Psychologist Drew Westen, Ph.D., director of the adolescent and adult personality program of the Center for Anxiety and Related Disorders at Boston University, and his colleague, Kate Morrison, Ph.D., have written an ambitious, multidimensional meta-analysis of 34 studies on empirically validated psychotherapies published between 1990 and 1998 in top peer-reviewed journals. The study has raised controversy in its reassessment of previously published data and with its suggestion that these data are not always strong enough to warrant the status of these therapies as the treatment of choice for their respective diagnoses.

Westen and Morrison (2001) looked at 17 trials of panic disorder, five trials of generalized anxiety disorder (GAD) and 12 trials of depression, and included a total of 2,414 subjects. Another 23 trials were considered but excluded because they "did not meet minimal criteria for randomized controlled trials."

In general, Westen and Morrison argued that researchers need to report a broader range of outcome indices to provide a "comprehensive, multi-dimensional portrait of treatment effects." They found a serious dearth of long-term follow-up that could attest to the lasting benefits of treatment; their search identified only nine experimental studies with follow-up at 12 to 18 months and only four studies with follow-up at 24 or more months for all three disorders combined. Exclusion rates of between 64% and 68% of subjects screened, lack of standardization of exclusion criteria and failure to report exclusion criteria call into question the studies' generalizability to real-world patients.

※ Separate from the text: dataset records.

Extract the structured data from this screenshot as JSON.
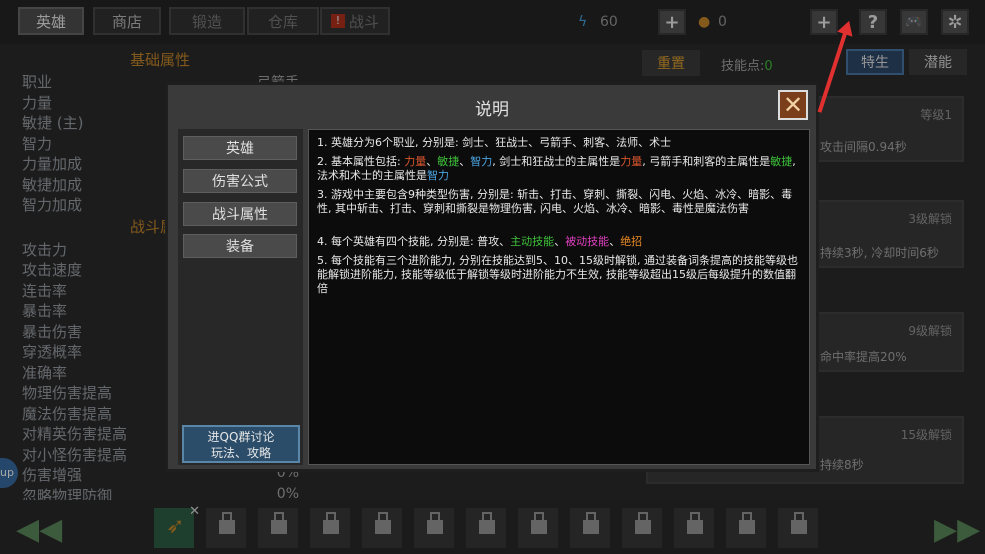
{
  "topbar": {
    "tabs": [
      {
        "label": "英雄",
        "active": true
      },
      {
        "label": "商店"
      },
      {
        "label": "锻造"
      },
      {
        "label": "仓库"
      },
      {
        "label": "战斗",
        "warning": true
      }
    ],
    "energy": "60",
    "coins": "0"
  },
  "left": {
    "base_title": "基础属性",
    "class_value": "弓箭手",
    "base_stats": [
      "职业",
      "力量",
      "敏捷 (主)",
      "智力",
      "力量加成",
      "敏捷加成",
      "智力加成"
    ],
    "combat_title": "战斗属性",
    "combat_stats": [
      "攻击力",
      "攻击速度",
      "连击率",
      "暴击率",
      "暴击伤害",
      "穿透概率",
      "准确率",
      "物理伤害提高",
      "魔法伤害提高",
      "对精英伤害提高",
      "对小怪伤害提高",
      "伤害增强",
      "忽略物理防御"
    ],
    "combat_values": [
      "0%",
      "0%"
    ],
    "fab_label": "up"
  },
  "right": {
    "reset_label": "重置",
    "skill_points_label": "技能点:",
    "skill_points_value": "0",
    "traits_label": "特生",
    "potential_label": "潜能",
    "cards": [
      {
        "level": "等级1",
        "desc": "攻击间隔0.94秒"
      },
      {
        "level": "3级解锁",
        "desc": "持续3秒, 冷却时间6秒"
      },
      {
        "level": "9级解锁",
        "desc": "命中率提高20%"
      },
      {
        "level": "15级解锁",
        "desc": "持续8秒"
      }
    ]
  },
  "modal": {
    "title": "说明",
    "sidebar": [
      "英雄",
      "伤害公式",
      "战斗属性",
      "装备"
    ],
    "qq_line1": "进QQ群讨论",
    "qq_line2": "玩法、攻略",
    "p1": "1. 英雄分为6个职业, 分别是: 剑士、狂战士、弓箭手、刺客、法师、术士",
    "p2a": "2. 基本属性包括: ",
    "p2_str": "力量",
    "p2_sep1": "、",
    "p2_agi": "敏捷",
    "p2_sep2": "、",
    "p2_int": "智力",
    "p2b": ", 剑士和狂战士的主属性是",
    "p2_str2": "力量",
    "p2c": ", 弓箭手和刺客的主属性是",
    "p2_agi2": "敏捷",
    "p2d": ", 法术和术士的主属性是",
    "p2_int2": "智力",
    "p3": "3. 游戏中主要包含9种类型伤害, 分别是: 斩击、打击、穿刺、撕裂、闪电、火焰、冰冷、暗影、毒性, 其中斩击、打击、穿刺和撕裂是物理伤害, 闪电、火焰、冰冷、暗影、毒性是魔法伤害",
    "p4a": "4. 每个英雄有四个技能, 分别是: 普攻、",
    "p4_active": "主动技能",
    "p4_sep1": "、",
    "p4_passive": "被动技能",
    "p4_sep2": "、",
    "p4_ult": "绝招",
    "p5": "5. 每个技能有三个进阶能力, 分别在技能达到5、10、15级时解锁, 通过装备词条提高的技能等级也能解锁进阶能力, 技能等级低于解锁等级时进阶能力不生效, 技能等级超出15级后每级提升的数值翻倍"
  },
  "colors": {
    "accent": "#c98a2a",
    "close": "#7a3e1b",
    "arrow": "#e03030"
  }
}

The meta-analysis revealed the most impressive results for the treatment of panic disorder, where a substantial proportion of patients who completed treatment (63%) were shown to improve and remain improved. For depression, 54% were deemed improved, but the existing data did not support long-term effects. For GAD, the improvement rate was less -- 52% -- and there were virtually no published long-term follow-up data.

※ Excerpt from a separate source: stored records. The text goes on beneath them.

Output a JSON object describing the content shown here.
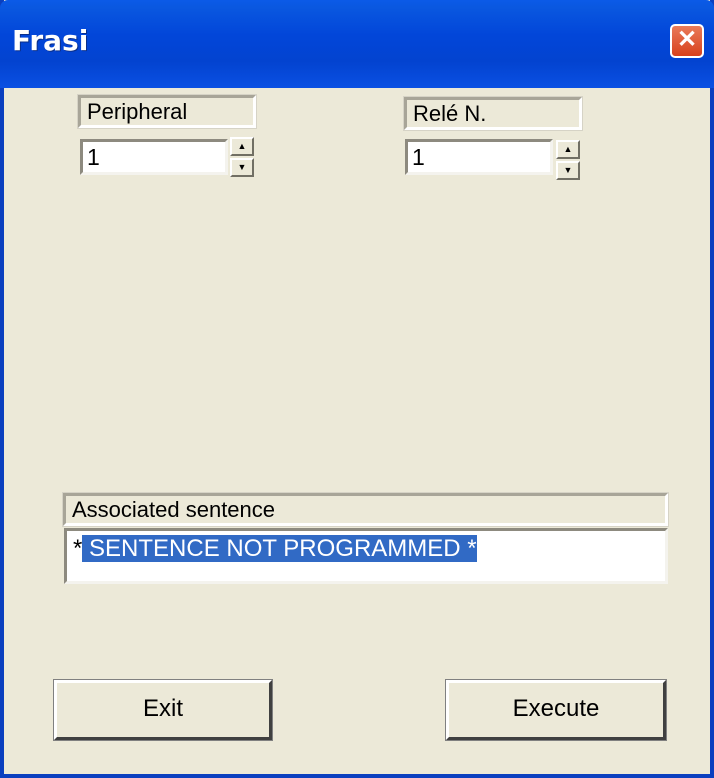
{
  "window": {
    "title": "Frasi"
  },
  "peripheral": {
    "label": "Peripheral",
    "value": "1"
  },
  "rele": {
    "label": "Relé N.",
    "value": "1"
  },
  "associated_sentence": {
    "label": "Associated sentence",
    "prefix": "*",
    "selected_text": " SENTENCE NOT PROGRAMMED *"
  },
  "buttons": {
    "exit": "Exit",
    "execute": "Execute"
  },
  "icons": {
    "close": "close-icon",
    "spin_up": "arrow-up-icon",
    "spin_down": "arrow-down-icon"
  },
  "colors": {
    "titlebar": "#0a50e3",
    "background": "#ece9d8",
    "selection": "#316ac5",
    "close": "#d8411c"
  }
}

In one of four critical commentaries published alongside the report, Peter E. Nathan, Ph.D., (2001) called the meta-analysis a "tour de force that deserves serious consideration." In an interview with Psychiatric Times, David H. Barlow, Ph.D., author of several of the anxiety and panic studies Westen and Morrison examined, summed up the findings this way: "What [Westen and Morrison] basically say is that we need to do three things: 1) look at long-term outcomes, at least two years down the road; 2) look at a range of indicators of measures of outcome, not just one narrow one; and 3) broaden our inclusion criteria." But Barlow also thinks it is important to note that the suggested criteria "go way beyond the [U.S. Food and Drug Administration's] criteria for proof in drug studies. If these same criteria were applied to drug [trials], there would be no drugs considered effective."

In another commentary, Deane E. Aikins, Ph.D., and colleagues (2001) advised caution in interpreting the results of any meta-analysis, a procedure that usually collapses results from a number of trials to re-calculate efficacy (usually in the form of effect size) based on the total. By pooling a large number of subjects, a meta-analysis gains power and may provide the bigger picture of a treatment's overall efficacy. But a meta-analysis may also lump together treatments whose "mechanisms of change" are not comparable.

In the case of Westen and Morrison's GAD data, Aikins et al. found that the "analysis of effect size was based on four CBT [cognitive-behavioral therapy] conditions, two relaxation conditions, a combination of cognitive therapy and relaxation, behavior therapy, brief supportive expressive psychotherapy, analytic psychotherapy and anxiety-management training." While these all may qualify as empirically validated therapies, Aikins et al. do not consider them comparable. They performed their own mini meta-analysis of the four cognitive treatments and found a more impressive pre- and post-effect size of 1.18 relative to the two wait-list conditions (0.15) (Aikins et al., 2001).